Ideas can shift as you plot and write, and that’s okay as long as the story still makes sense. Your story has to be logical. Rational. It has to make sense, even if it’s a fantasy.

This is what we call Story Logic. If you give a mouse a cookie, he won’t want a pencil. That doesn’t make sense. People may do illogical things, but stories must have reason and motivation. You can’t have someone cross to pick up a phone that hasn’t rung. Stories are causal. Make sure that when ideas slip they stay within the realm of plausible.

That being said, don’t lock down your ideas too much. Be flexible. Let your imagination go wild. Explore the places your ideas take you knowing that you can always fix the story logic in edits.

I am a plotter. I like to have a clear idea of where I am going when I start writing. But I also allow my plot to grow as I write. I follow tangents knowing I can always go back to the path if I end up someplace scary.

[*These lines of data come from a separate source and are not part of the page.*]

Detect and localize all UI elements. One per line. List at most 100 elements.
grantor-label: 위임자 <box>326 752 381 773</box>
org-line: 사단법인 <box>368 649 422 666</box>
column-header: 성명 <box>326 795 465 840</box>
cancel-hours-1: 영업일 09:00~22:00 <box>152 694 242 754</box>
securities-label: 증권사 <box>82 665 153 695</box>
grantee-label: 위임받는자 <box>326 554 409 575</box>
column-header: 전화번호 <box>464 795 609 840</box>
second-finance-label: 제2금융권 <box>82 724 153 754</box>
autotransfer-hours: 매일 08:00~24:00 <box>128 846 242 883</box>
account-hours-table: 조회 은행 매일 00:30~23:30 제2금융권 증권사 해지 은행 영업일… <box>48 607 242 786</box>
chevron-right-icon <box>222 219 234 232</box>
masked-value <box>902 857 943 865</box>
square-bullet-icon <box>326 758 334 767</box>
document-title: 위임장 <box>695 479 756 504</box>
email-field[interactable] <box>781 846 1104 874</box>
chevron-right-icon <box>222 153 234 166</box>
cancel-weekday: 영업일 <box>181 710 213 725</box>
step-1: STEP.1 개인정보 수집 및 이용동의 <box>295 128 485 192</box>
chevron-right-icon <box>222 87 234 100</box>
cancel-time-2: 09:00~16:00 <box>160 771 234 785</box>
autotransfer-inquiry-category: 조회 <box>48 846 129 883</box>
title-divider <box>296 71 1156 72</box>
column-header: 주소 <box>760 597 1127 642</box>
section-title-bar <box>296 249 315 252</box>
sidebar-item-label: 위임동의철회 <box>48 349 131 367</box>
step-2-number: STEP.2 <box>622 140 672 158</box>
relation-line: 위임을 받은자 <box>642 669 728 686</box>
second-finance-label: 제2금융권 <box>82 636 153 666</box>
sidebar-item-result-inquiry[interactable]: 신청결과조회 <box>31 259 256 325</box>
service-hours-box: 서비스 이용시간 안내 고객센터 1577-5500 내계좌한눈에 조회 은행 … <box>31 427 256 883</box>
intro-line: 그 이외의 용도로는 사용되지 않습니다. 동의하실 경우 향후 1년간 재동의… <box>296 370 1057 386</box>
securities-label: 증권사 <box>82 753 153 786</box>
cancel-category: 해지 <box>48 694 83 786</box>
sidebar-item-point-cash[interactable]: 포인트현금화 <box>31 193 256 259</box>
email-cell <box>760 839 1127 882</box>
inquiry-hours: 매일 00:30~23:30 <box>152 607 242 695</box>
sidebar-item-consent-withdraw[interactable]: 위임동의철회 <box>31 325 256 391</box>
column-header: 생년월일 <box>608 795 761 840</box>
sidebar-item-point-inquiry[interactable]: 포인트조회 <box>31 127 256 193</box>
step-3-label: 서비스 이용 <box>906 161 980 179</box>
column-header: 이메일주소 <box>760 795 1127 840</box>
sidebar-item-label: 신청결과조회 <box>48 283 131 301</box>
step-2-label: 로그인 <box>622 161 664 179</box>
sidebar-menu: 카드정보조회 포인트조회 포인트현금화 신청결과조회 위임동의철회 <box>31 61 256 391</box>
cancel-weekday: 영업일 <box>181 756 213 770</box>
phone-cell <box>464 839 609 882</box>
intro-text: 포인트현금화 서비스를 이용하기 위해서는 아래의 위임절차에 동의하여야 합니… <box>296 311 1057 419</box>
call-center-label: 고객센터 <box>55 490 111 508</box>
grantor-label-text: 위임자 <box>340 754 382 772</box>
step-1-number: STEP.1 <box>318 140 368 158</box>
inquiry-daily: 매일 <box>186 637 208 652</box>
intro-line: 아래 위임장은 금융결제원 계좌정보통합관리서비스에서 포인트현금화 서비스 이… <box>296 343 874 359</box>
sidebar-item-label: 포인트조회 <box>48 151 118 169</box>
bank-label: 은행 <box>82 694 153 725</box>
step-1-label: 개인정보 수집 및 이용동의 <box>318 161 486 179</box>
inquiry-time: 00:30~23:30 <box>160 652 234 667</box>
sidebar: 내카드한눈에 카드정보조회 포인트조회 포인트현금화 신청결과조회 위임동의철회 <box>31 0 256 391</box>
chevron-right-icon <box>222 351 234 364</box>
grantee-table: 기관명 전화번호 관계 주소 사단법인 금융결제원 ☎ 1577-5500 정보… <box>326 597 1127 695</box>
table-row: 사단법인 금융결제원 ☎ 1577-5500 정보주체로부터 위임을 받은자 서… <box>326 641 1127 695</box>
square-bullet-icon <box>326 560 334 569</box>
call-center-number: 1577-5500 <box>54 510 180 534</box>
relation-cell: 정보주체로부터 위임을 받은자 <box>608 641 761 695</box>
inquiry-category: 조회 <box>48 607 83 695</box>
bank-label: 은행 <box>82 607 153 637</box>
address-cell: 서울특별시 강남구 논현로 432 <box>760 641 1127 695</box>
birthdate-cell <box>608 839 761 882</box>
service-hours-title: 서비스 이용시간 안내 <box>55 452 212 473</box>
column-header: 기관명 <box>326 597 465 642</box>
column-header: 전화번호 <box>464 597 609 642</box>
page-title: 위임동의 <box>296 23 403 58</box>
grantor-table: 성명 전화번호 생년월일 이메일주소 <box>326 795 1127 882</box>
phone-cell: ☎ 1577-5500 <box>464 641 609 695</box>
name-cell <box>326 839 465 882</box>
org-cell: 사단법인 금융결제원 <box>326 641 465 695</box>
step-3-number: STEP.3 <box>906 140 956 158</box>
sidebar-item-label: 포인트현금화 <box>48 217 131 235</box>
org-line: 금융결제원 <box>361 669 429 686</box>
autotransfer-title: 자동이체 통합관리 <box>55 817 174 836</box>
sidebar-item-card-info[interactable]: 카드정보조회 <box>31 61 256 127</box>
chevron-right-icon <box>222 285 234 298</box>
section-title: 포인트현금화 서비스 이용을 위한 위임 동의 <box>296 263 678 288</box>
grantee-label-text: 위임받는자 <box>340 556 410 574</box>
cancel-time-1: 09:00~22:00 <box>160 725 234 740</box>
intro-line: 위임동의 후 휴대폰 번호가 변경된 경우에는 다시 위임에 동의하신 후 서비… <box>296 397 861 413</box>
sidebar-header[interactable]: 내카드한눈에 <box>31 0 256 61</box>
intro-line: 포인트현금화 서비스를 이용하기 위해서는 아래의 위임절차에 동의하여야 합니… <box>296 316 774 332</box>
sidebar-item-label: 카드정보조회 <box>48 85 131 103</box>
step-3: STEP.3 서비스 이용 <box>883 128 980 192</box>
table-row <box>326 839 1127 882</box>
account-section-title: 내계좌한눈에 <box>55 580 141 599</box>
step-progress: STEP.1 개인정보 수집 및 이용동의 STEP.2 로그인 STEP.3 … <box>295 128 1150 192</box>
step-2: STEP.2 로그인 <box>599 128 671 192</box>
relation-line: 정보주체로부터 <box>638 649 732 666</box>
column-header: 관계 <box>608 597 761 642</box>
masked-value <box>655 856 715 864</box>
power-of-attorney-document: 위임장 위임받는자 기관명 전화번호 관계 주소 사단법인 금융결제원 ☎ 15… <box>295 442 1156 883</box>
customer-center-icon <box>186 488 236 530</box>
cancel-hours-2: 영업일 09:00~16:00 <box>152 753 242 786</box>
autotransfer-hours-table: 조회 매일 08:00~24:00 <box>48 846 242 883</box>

My plot acts as my safety net that will keep my story on track. It allows me to let those ideas play out without losing my focus.

It’s okay to change your plot and your mind as you go. Maybe you wanted a happy ending, but found it just wasn’t in the cards. That happens. Let it. Just don’t be led too far astray while you follow those slippery paths.

The point is to get something on the page. To begin writing. To keep writing. To be willing to let new ideas take hold. Know that it is easier to fix a flawed story than it is to fix a blank page.